The last argument for inaction is that it will unite all the jihadi groups with the Pakistani army against the common foe, India. This view has gained some ground following a preliminary effort at rapprochement between the two sides. If we buy into this argument, we must be under no illusion about the costs. The status quo would prevail indefinitely into the future (the war against the Taliban is nowhere near conclusion) in which case, India will continue to hemorrhage without end. If things take a turn for the worse with a weakened civilian dispensation, that will be no less dangerous to us. The example of piracy emanating from anarchic Somalia is right before our eyes. Finally, if and when the time indeed arrives when we decide to confront the menace, for the reasons mentioned above, we will likely face a foe with more resources and a reach greater than what it currently has.

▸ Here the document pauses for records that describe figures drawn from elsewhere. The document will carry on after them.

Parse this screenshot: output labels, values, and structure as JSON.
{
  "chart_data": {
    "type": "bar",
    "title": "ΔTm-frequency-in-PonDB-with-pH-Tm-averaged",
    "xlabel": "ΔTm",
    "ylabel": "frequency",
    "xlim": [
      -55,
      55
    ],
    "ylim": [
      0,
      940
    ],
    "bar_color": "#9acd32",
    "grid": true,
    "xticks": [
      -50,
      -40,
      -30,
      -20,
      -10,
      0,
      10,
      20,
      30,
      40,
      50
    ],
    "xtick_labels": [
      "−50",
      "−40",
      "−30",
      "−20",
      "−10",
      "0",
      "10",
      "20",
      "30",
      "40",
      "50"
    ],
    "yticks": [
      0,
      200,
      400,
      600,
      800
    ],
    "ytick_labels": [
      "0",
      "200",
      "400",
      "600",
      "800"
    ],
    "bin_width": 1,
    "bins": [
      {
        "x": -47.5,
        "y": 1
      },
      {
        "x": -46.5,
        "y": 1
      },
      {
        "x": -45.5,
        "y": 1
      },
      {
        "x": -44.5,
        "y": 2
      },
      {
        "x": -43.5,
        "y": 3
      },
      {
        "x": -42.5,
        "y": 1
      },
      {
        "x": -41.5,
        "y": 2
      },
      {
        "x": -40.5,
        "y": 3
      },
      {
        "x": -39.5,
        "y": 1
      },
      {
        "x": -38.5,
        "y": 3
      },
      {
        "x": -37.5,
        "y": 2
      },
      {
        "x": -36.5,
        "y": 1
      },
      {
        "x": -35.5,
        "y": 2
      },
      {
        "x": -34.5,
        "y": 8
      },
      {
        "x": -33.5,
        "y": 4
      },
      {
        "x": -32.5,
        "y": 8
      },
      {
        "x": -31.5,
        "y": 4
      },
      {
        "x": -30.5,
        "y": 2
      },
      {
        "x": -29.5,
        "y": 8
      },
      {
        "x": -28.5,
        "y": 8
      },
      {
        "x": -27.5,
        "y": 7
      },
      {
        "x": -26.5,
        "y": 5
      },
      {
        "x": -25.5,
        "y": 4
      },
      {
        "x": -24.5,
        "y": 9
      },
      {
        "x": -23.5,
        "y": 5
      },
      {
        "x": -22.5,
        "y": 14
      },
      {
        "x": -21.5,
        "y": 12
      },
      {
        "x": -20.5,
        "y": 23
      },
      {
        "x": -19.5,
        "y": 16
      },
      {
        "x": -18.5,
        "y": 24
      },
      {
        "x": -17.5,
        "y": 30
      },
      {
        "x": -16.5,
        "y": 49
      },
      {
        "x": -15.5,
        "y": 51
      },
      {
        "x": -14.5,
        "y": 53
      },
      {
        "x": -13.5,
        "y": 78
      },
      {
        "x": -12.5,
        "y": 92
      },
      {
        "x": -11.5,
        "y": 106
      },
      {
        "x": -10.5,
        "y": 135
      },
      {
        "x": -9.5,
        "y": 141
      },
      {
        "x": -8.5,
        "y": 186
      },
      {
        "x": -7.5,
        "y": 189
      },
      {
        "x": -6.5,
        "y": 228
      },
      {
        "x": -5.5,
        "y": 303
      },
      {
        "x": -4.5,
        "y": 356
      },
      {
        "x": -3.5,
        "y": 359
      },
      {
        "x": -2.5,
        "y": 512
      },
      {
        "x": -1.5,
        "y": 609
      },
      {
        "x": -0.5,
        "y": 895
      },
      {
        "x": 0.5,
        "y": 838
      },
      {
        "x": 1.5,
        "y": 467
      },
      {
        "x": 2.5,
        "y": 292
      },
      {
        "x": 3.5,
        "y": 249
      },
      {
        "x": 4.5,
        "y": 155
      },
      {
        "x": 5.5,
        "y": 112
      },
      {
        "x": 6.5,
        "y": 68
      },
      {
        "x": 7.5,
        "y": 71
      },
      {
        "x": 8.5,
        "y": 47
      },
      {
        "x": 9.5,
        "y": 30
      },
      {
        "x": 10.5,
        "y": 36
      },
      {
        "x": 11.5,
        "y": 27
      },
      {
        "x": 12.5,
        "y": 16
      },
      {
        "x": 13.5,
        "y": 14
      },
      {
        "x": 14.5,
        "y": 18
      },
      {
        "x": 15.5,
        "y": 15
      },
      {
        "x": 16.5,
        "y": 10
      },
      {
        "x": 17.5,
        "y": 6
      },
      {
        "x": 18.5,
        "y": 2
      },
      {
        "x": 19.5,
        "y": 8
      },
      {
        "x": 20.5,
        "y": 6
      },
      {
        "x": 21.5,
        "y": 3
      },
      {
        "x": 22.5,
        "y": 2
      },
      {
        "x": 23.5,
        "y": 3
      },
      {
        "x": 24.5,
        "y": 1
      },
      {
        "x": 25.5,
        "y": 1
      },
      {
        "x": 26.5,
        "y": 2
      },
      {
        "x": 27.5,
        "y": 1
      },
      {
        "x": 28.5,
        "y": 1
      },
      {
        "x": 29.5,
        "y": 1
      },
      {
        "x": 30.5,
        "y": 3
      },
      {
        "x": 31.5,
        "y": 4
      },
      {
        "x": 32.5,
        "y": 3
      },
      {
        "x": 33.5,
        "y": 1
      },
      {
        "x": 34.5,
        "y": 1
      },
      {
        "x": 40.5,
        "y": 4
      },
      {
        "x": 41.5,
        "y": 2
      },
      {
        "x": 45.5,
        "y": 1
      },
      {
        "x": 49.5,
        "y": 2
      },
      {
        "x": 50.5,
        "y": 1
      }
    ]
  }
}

That our domestic surveillance and intelligence apparatus needs to improve is not in doubt. I would also second the idea of an inquiry commission on the lines of the 9/11 commission set up in the US to apportion responsibility and make recommendations. But given the nature of the attacks we have faced in recent times, it is clear that virtually anyone can be hit anywhere and with relative ease. Markets, hotels and even a scientific institution have been attacked. Corporate offices have been reportedly targeted. That takes care of pretty much any one working in any building leaving only urban residential areas. We do not know when apartment complexes may be hit but it is not beyond the range of comprehension. It is a humongous and perhaps ultimately futile task to equip all of these places even to face bombs let alone be battle ready at all times to deal with fidayeen strikes. An attack on any of these places will guarantee a minimum number of deaths and destruction that may be considered adequate pay off for the investment made by the individual or organization planning it. Even if the individuals come from outside the country, a success rate of one in ten that achieves a spectacular display of carnage could be deemed sufficient to justify the effort. All this is apart from the fact that it will take years to reform our security organizations to live up to this task. The notion that we can somehow protect ourselves from this growing menace without being able to get to its source is an delusion of gigantic proportions that we can ill afford.

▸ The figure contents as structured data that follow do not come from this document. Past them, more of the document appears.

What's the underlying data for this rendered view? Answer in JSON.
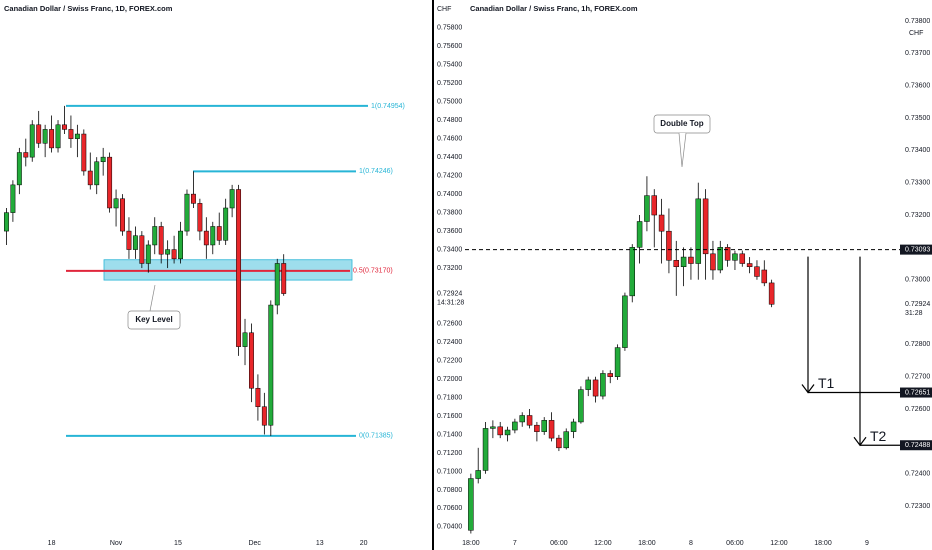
{
  "chart_data": [
    {
      "type": "candlestick",
      "title": "Canadian Dollar / Swiss Franc, 1D, FOREX.com",
      "currency": "CHF",
      "up_color": "#22ab3a",
      "down_color": "#e8262a",
      "grid": false,
      "open": [
        0.736,
        0.738,
        0.741,
        0.7445,
        0.744,
        0.7475,
        0.7455,
        0.747,
        0.745,
        0.7475,
        0.747,
        0.746,
        0.7465,
        0.7425,
        0.741,
        0.7435,
        0.744,
        0.7385,
        0.7395,
        0.736,
        0.734,
        0.7355,
        0.7325,
        0.7345,
        0.7365,
        0.7335,
        0.734,
        0.733,
        0.736,
        0.74,
        0.739,
        0.736,
        0.7345,
        0.7365,
        0.735,
        0.7385,
        0.7405,
        0.7235,
        0.725,
        0.719,
        0.717,
        0.715,
        0.728,
        0.7325
      ],
      "high": [
        0.7385,
        0.7415,
        0.745,
        0.746,
        0.748,
        0.749,
        0.7475,
        0.7485,
        0.748,
        0.74954,
        0.7485,
        0.7475,
        0.747,
        0.7445,
        0.744,
        0.745,
        0.7445,
        0.7405,
        0.74,
        0.7375,
        0.7365,
        0.736,
        0.735,
        0.7375,
        0.737,
        0.735,
        0.7355,
        0.737,
        0.7405,
        0.74246,
        0.7395,
        0.7375,
        0.737,
        0.738,
        0.7395,
        0.741,
        0.741,
        0.7265,
        0.726,
        0.7205,
        0.7185,
        0.7285,
        0.733,
        0.7335
      ],
      "low": [
        0.7345,
        0.737,
        0.74,
        0.743,
        0.7435,
        0.745,
        0.744,
        0.7445,
        0.7445,
        0.7465,
        0.745,
        0.744,
        0.742,
        0.7405,
        0.74,
        0.742,
        0.738,
        0.7365,
        0.7355,
        0.733,
        0.733,
        0.732,
        0.7315,
        0.7335,
        0.7325,
        0.732,
        0.7325,
        0.7325,
        0.7355,
        0.7385,
        0.735,
        0.733,
        0.7335,
        0.7345,
        0.7345,
        0.7375,
        0.7225,
        0.7215,
        0.7175,
        0.7155,
        0.714,
        0.71385,
        0.727,
        0.729
      ],
      "close": [
        0.738,
        0.741,
        0.7445,
        0.744,
        0.7475,
        0.7455,
        0.747,
        0.745,
        0.7475,
        0.747,
        0.746,
        0.7465,
        0.7425,
        0.741,
        0.7435,
        0.744,
        0.7385,
        0.7395,
        0.736,
        0.734,
        0.7355,
        0.7325,
        0.7345,
        0.7365,
        0.7335,
        0.734,
        0.733,
        0.736,
        0.74,
        0.739,
        0.736,
        0.7345,
        0.7365,
        0.735,
        0.7385,
        0.7405,
        0.7235,
        0.725,
        0.719,
        0.717,
        0.715,
        0.728,
        0.7325,
        0.72924
      ],
      "xlim": [
        -1,
        66
      ],
      "xticks": [
        {
          "value": 7,
          "label": "18"
        },
        {
          "value": 17,
          "label": "Nov"
        },
        {
          "value": 26.6,
          "label": "15"
        },
        {
          "value": 38.5,
          "label": "Dec"
        },
        {
          "value": 48.6,
          "label": "13"
        },
        {
          "value": 55.4,
          "label": "20"
        }
      ],
      "ylim": [
        0.7015,
        0.761
      ],
      "yticks": [
        {
          "value": 0.758,
          "label": "0.75800"
        },
        {
          "value": 0.756,
          "label": "0.75600"
        },
        {
          "value": 0.754,
          "label": "0.75400"
        },
        {
          "value": 0.752,
          "label": "0.75200"
        },
        {
          "value": 0.75,
          "label": "0.75000"
        },
        {
          "value": 0.748,
          "label": "0.74800"
        },
        {
          "value": 0.746,
          "label": "0.74600"
        },
        {
          "value": 0.744,
          "label": "0.74400"
        },
        {
          "value": 0.742,
          "label": "0.74200"
        },
        {
          "value": 0.74,
          "label": "0.74000"
        },
        {
          "value": 0.738,
          "label": "0.73800"
        },
        {
          "value": 0.736,
          "label": "0.73600"
        },
        {
          "value": 0.734,
          "label": "0.73400"
        },
        {
          "value": 0.732,
          "label": "0.73200"
        },
        {
          "value": 0.726,
          "label": "0.72600"
        },
        {
          "value": 0.724,
          "label": "0.72400"
        },
        {
          "value": 0.722,
          "label": "0.72200"
        },
        {
          "value": 0.72,
          "label": "0.72000"
        },
        {
          "value": 0.718,
          "label": "0.71800"
        },
        {
          "value": 0.716,
          "label": "0.71600"
        },
        {
          "value": 0.714,
          "label": "0.71400"
        },
        {
          "value": 0.712,
          "label": "0.71200"
        },
        {
          "value": 0.71,
          "label": "0.71000"
        },
        {
          "value": 0.708,
          "label": "0.70800"
        },
        {
          "value": 0.706,
          "label": "0.70600"
        },
        {
          "value": 0.704,
          "label": "0.70400"
        }
      ],
      "last_price": {
        "value": 0.72924,
        "label": "0.72924"
      },
      "countdown": "14:31:28",
      "levels": [
        {
          "label": "1(0.74954)",
          "value": 0.74954,
          "color": "#27b5d6"
        },
        {
          "label": "1(0.74246)",
          "value": 0.74246,
          "color": "#27b5d6"
        },
        {
          "label": "0(0.71385)",
          "value": 0.71385,
          "color": "#27b5d6"
        },
        {
          "label": "0.5(0.73170)",
          "value": 0.7317,
          "color": "#e0263b"
        }
      ],
      "zone": {
        "label": "Key Level",
        "from": 0.7307,
        "to": 0.7329,
        "color": "#27b5d6"
      }
    },
    {
      "type": "candlestick",
      "title": "Canadian Dollar / Swiss Franc, 1h, FOREX.com",
      "currency": "CHF",
      "up_color": "#22ab3a",
      "down_color": "#e8262a",
      "grid": false,
      "open": [
        0.72225,
        0.72385,
        0.7241,
        0.7254,
        0.72545,
        0.7252,
        0.72535,
        0.7256,
        0.7258,
        0.7255,
        0.7253,
        0.72565,
        0.7251,
        0.7248,
        0.7253,
        0.7256,
        0.7266,
        0.7269,
        0.7264,
        0.7271,
        0.727,
        0.7279,
        0.7295,
        0.731,
        0.7318,
        0.7326,
        0.732,
        0.7315,
        0.7306,
        0.7304,
        0.7307,
        0.7305,
        0.7325,
        0.7308,
        0.7303,
        0.731,
        0.7306,
        0.7308,
        0.7305,
        0.7304,
        0.7303,
        0.7299
      ],
      "high": [
        0.724,
        0.7248,
        0.7256,
        0.72565,
        0.7256,
        0.72545,
        0.7257,
        0.7259,
        0.726,
        0.7256,
        0.72575,
        0.7259,
        0.7252,
        0.7254,
        0.7257,
        0.7267,
        0.727,
        0.727,
        0.7272,
        0.7272,
        0.728,
        0.7296,
        0.7311,
        0.732,
        0.7332,
        0.7328,
        0.7325,
        0.7322,
        0.7312,
        0.731,
        0.731,
        0.733,
        0.7328,
        0.7312,
        0.7312,
        0.7311,
        0.7309,
        0.7309,
        0.7307,
        0.7306,
        0.7306,
        0.73
      ],
      "low": [
        0.72215,
        0.7237,
        0.724,
        0.7251,
        0.7251,
        0.725,
        0.72525,
        0.72545,
        0.7254,
        0.725,
        0.7252,
        0.725,
        0.7247,
        0.72475,
        0.7251,
        0.72555,
        0.7264,
        0.7262,
        0.7263,
        0.7268,
        0.7269,
        0.7278,
        0.7293,
        0.7305,
        0.7315,
        0.731,
        0.7305,
        0.7302,
        0.7295,
        0.7298,
        0.73,
        0.73,
        0.73,
        0.73,
        0.7302,
        0.7304,
        0.7303,
        0.7304,
        0.7302,
        0.73,
        0.7298,
        0.72915
      ],
      "close": [
        0.72385,
        0.7241,
        0.7254,
        0.72545,
        0.7252,
        0.72535,
        0.7256,
        0.7258,
        0.7255,
        0.7253,
        0.72565,
        0.7251,
        0.7248,
        0.7253,
        0.7256,
        0.7266,
        0.7269,
        0.7264,
        0.7271,
        0.727,
        0.7279,
        0.7295,
        0.731,
        0.7318,
        0.7326,
        0.732,
        0.7315,
        0.7306,
        0.7304,
        0.7307,
        0.7305,
        0.7325,
        0.7308,
        0.7303,
        0.731,
        0.7306,
        0.7308,
        0.7305,
        0.7304,
        0.7301,
        0.7299,
        0.72924
      ],
      "xlim": [
        -0.8,
        58.5
      ],
      "xticks": [
        {
          "value": 0,
          "label": "18:00"
        },
        {
          "value": 6,
          "label": "7"
        },
        {
          "value": 12,
          "label": "06:00"
        },
        {
          "value": 18,
          "label": "12:00"
        },
        {
          "value": 24,
          "label": "18:00"
        },
        {
          "value": 30,
          "label": "8"
        },
        {
          "value": 36,
          "label": "06:00"
        },
        {
          "value": 42,
          "label": "12:00"
        },
        {
          "value": 48,
          "label": "18:00"
        },
        {
          "value": 54,
          "label": "9"
        }
      ],
      "ylim": [
        0.72164,
        0.73865
      ],
      "yticks": [
        {
          "value": 0.738,
          "label": "0.73800"
        },
        {
          "value": 0.737,
          "label": "0.73700"
        },
        {
          "value": 0.736,
          "label": "0.73600"
        },
        {
          "value": 0.735,
          "label": "0.73500"
        },
        {
          "value": 0.734,
          "label": "0.73400"
        },
        {
          "value": 0.733,
          "label": "0.73300"
        },
        {
          "value": 0.732,
          "label": "0.73200"
        },
        {
          "value": 0.73,
          "label": "0.73000"
        },
        {
          "value": 0.728,
          "label": "0.72800"
        },
        {
          "value": 0.727,
          "label": "0.72700"
        },
        {
          "value": 0.726,
          "label": "0.72600"
        },
        {
          "value": 0.724,
          "label": "0.72400"
        },
        {
          "value": 0.723,
          "label": "0.72300"
        }
      ],
      "last_price": {
        "value": 0.72924,
        "label": "0.72924"
      },
      "countdown": "31:28",
      "price_line": {
        "value": 0.73093,
        "label": "0.73093"
      },
      "annotation": "Double Top",
      "targets": [
        {
          "name": "T1",
          "value": 0.72651,
          "label": "0.72651"
        },
        {
          "name": "T2",
          "value": 0.72488,
          "label": "0.72488"
        }
      ]
    }
  ]
}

The PM’s idea of an investigative agency may have its advantages but is relatively worthless from the standpoint of either prevention or diplomatic persuasion. Those willing to believe our claims have already come around to our view point while those who refuse to be convinced show no sign of changing their position. Besides, the foot soldiers involved here are ready to die during the operation and their masters are beyond our reach. With an enduring supply of cadre at their disposal, they can afford to use a fresh group for every attack. That means convicting those found this time is of no help to prevent the next outrage. Why this has suddenly become an urgent priority is therefore not clear.

To paraphrase Churchill, we have repeatedly chosen dishonor over war. War has therefore now been thrust upon us. It is time to strike back.